Portable Stimulus in Verification Horizons
Welcome back from Summer! Now that we’re all re-focusing on work after vacations, I wanted to remind everyone about a couple of great Portable Test & Stimulus articles in our most-recent issue of Verification Horizons to get you back into the swing of things.
In “Smoothing the Path to Software-Driven Verification with Portable Stimulus,” our resident Portable Stimulus guru, Matthew Ballance, takes you through a step-wise approach to verifying the interactions between your embedded processor(s) and the IP blocks in the rest of your design. Specifying a declarative model of the interactions using Portable Stimulus lets you generate a robust set of regressions from a single source. The abstraction built into Portable Stimulus lets a tool like Questa inFact create both UVM and C-based implementations of the same tests as your verification environment moves from the block to the system level.

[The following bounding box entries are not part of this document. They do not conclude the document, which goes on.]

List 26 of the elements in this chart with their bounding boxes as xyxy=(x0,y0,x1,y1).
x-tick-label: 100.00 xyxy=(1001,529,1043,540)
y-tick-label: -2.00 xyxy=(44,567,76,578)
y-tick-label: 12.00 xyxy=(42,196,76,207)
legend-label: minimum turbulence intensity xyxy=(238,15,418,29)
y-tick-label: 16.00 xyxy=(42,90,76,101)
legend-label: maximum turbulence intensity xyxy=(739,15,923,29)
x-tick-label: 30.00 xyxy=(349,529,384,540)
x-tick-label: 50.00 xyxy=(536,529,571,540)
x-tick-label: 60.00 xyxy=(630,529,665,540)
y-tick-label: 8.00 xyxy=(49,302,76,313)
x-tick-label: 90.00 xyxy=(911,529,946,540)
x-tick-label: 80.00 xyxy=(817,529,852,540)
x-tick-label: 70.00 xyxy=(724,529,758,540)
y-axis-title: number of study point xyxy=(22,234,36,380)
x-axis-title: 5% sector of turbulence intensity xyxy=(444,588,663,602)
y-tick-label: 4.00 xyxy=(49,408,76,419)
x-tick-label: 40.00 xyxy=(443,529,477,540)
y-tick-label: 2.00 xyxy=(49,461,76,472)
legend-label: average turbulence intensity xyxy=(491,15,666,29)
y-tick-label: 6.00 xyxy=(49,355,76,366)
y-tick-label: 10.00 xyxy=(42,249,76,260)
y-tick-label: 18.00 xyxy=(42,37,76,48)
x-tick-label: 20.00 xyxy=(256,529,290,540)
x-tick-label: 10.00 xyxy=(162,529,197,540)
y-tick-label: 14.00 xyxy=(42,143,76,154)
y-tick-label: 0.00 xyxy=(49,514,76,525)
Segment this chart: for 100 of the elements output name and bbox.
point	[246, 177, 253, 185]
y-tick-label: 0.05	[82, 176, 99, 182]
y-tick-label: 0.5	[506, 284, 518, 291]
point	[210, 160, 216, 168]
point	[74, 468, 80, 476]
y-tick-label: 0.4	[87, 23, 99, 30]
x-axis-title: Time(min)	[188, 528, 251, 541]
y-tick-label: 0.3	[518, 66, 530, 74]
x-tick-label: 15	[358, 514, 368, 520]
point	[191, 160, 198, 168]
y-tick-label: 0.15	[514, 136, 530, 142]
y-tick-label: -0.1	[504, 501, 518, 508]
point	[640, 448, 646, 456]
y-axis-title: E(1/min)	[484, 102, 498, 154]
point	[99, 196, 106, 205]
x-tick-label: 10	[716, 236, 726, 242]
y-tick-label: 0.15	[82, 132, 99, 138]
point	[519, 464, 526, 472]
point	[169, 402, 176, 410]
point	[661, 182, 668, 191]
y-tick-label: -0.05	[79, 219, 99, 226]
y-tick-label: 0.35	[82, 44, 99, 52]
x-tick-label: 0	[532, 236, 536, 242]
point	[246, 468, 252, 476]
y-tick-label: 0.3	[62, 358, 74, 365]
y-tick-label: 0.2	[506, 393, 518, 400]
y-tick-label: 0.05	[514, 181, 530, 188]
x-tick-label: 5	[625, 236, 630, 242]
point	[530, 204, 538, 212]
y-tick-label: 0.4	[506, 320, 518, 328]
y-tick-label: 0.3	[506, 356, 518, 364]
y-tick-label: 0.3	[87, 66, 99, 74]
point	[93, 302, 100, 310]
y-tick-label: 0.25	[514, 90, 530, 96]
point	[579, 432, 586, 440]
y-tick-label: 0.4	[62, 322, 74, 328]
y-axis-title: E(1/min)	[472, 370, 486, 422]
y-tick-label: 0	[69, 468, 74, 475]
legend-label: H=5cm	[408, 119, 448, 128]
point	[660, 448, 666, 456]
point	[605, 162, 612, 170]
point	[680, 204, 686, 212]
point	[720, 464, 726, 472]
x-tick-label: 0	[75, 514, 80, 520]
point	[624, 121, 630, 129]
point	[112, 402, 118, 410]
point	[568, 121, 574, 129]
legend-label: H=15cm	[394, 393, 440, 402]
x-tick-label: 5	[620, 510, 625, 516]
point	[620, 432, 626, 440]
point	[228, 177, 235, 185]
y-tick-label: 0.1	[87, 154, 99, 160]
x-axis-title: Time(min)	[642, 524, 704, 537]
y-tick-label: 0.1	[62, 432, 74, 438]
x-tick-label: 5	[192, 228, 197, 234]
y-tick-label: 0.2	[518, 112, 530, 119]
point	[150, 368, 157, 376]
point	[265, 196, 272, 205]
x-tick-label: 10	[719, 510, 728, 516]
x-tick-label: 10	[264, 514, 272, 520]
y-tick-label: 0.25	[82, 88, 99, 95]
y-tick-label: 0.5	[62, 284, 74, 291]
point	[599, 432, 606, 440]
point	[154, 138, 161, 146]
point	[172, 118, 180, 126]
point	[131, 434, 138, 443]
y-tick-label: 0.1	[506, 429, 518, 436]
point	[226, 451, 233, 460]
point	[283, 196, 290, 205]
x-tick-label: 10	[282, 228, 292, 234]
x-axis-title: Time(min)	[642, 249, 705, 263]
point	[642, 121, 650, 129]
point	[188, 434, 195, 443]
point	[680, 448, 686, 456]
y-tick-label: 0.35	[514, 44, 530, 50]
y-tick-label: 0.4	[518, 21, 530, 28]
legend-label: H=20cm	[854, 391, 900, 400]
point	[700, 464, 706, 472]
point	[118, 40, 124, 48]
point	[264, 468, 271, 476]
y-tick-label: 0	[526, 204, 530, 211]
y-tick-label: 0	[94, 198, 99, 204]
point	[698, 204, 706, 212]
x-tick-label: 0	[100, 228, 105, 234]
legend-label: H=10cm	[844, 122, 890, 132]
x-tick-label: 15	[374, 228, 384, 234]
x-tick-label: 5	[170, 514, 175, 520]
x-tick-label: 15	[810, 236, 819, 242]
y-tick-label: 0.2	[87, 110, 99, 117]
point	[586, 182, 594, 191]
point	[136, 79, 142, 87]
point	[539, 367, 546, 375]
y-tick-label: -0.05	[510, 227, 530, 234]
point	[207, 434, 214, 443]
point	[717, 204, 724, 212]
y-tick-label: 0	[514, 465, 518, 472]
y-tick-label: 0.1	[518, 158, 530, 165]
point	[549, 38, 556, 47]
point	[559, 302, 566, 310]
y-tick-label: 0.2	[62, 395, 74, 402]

Then, in “Portable Stimulus Modeling in a High-Level Synthesis User’s Verification Flow,” two key members of our High-Level Synthesis team show you how this “one-model-to-multiple-implementations” idea of Portable Stimulus can be extended to create constrained-random, coverage-driven tests for your high-level SystemC/C++ model earlier in the process. Not only does this make your initial high-level tests more exhaustive and productive, it also lets you reuse these tests as you refine your design to RTL and then through the rest of your verification flow.
There are, of course, several more great articles in this issue, so I encourage you to look at those, too. But I especially wanted to call your attention to these two articles since they do such a good job of explaining the breadth and context of the applications of Portable Test & Stimulus throughout the verification flow. Enjoy!